PHD devised the Fashionista Challenge for Unilever Ultra Clear, which used a mix of print media to drive 300,000 unique young females to play an “advergame” online.Outdoor you can feel in Vancouver, Canada

 

Another online success has been Dashboard’s Mindi, a video avatar that can inhabit the desktops of young men with the Axe message.

 

Budgetary restrictions have enabled creative solutions to flourish. Nowhere is this more apparent than in out-ofhome and experiential marketing – media in which Canada excels.

 

 With the mass of population inhabiting just five key cities and a lenient nationwide signage policy, campaigns can be easily concentrated. “When used correctly, out-of-home can punch way above its weight for return on investment,” adds Nayler.

 

Vancouver shop Rethink believes guerrilla marketing pays dividends for local advertisers. “We’re using traditional media in non-traditional ways,” declares partner Chris Staples. To publicise the city’s sculpture biennale the agency commissioned large sculptures of a female breast or man’s face for an outdoor site with the tagline “art you can feel”.

 

Similarly, a promotion for the city’s Contemporary Art Gallery involved a wall of 50,000 buttons that passers-by could take.

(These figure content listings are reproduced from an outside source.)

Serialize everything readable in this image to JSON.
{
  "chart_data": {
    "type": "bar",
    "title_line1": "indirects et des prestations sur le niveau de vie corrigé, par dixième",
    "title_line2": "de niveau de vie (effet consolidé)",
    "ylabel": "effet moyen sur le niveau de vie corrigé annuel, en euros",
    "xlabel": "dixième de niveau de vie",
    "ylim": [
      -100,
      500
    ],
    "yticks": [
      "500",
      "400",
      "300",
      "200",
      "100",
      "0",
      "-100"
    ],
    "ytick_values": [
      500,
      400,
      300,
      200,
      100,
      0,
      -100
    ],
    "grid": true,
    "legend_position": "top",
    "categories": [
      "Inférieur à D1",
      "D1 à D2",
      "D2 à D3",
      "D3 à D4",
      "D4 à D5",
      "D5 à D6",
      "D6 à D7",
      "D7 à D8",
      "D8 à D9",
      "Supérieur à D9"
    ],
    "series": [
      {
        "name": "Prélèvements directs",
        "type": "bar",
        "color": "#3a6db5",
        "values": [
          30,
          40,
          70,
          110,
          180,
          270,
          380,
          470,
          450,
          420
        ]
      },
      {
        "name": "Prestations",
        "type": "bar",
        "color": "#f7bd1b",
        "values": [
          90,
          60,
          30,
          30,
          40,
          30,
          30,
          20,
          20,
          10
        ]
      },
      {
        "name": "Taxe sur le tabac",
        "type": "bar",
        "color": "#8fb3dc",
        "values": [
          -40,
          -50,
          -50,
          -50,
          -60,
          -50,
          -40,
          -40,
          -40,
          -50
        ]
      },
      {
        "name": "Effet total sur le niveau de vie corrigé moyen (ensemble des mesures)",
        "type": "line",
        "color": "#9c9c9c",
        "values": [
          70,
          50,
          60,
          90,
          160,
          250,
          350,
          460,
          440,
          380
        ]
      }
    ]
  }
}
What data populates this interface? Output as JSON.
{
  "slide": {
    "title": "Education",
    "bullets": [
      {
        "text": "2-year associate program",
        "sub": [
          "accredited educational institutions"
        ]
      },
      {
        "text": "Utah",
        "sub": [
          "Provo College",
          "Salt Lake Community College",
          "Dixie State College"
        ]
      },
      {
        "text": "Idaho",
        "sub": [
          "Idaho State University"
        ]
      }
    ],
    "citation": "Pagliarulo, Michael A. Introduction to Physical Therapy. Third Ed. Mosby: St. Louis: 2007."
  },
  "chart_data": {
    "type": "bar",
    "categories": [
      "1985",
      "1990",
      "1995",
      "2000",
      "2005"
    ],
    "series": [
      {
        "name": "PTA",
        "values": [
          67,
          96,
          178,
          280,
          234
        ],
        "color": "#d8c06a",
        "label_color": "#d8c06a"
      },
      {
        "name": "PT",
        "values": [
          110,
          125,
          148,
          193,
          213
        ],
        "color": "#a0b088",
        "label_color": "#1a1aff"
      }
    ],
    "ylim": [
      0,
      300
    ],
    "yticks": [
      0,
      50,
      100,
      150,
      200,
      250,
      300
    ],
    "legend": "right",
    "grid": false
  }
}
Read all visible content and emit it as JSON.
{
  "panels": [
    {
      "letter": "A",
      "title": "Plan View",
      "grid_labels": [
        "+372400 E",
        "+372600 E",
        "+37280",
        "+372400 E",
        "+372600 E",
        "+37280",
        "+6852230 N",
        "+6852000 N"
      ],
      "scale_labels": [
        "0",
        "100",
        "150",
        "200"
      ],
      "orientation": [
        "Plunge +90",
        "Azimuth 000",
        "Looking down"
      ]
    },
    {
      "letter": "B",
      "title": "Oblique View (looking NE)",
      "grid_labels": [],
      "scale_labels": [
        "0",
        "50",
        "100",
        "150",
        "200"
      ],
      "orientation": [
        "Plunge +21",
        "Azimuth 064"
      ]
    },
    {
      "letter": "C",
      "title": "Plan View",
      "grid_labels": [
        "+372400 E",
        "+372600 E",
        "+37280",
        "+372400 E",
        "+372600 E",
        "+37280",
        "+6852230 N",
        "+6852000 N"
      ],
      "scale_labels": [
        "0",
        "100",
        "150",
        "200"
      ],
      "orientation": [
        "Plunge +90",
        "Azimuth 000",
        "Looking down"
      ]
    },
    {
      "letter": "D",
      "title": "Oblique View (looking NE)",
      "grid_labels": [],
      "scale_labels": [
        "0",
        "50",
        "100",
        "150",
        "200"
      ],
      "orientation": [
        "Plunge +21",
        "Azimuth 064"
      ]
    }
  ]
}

Each button was printed with one of 100 different words that are often used to describe modern art.

 

For a vendor of bullet-proof glass it filled another shelter with a million dollars of fake money and tempted people to grab it by surrounding it with the security glass. “The production cost U$7,000 but the press and TV coverage it received was worth a million dollars,” says Staples.

 

Out-of-home stunts are also a key part of multi-platform campaigns for multinational brands: MindShare targeted business travellers for Cisco with a fully functioning 6ft phone installation at Toronto airport; and Taxi and Cossette linked Nike to the Canadian ice hockey season with a series of massive billboards depicting hockey stars.

 

The bulk of adspend, however, remains in traditional media, a point Media Experts founder Mark Sherman is keen to emphasise.

 

“Agencies use guerrilla tactics as a calling card when the vast majority of their advertising is in traditional formats. While innovative out-of-home is strong and the momentum is certainly with interactive, Canada appears to be no different to the rest of the world in currently putting most store in the 30-second spot,” he says.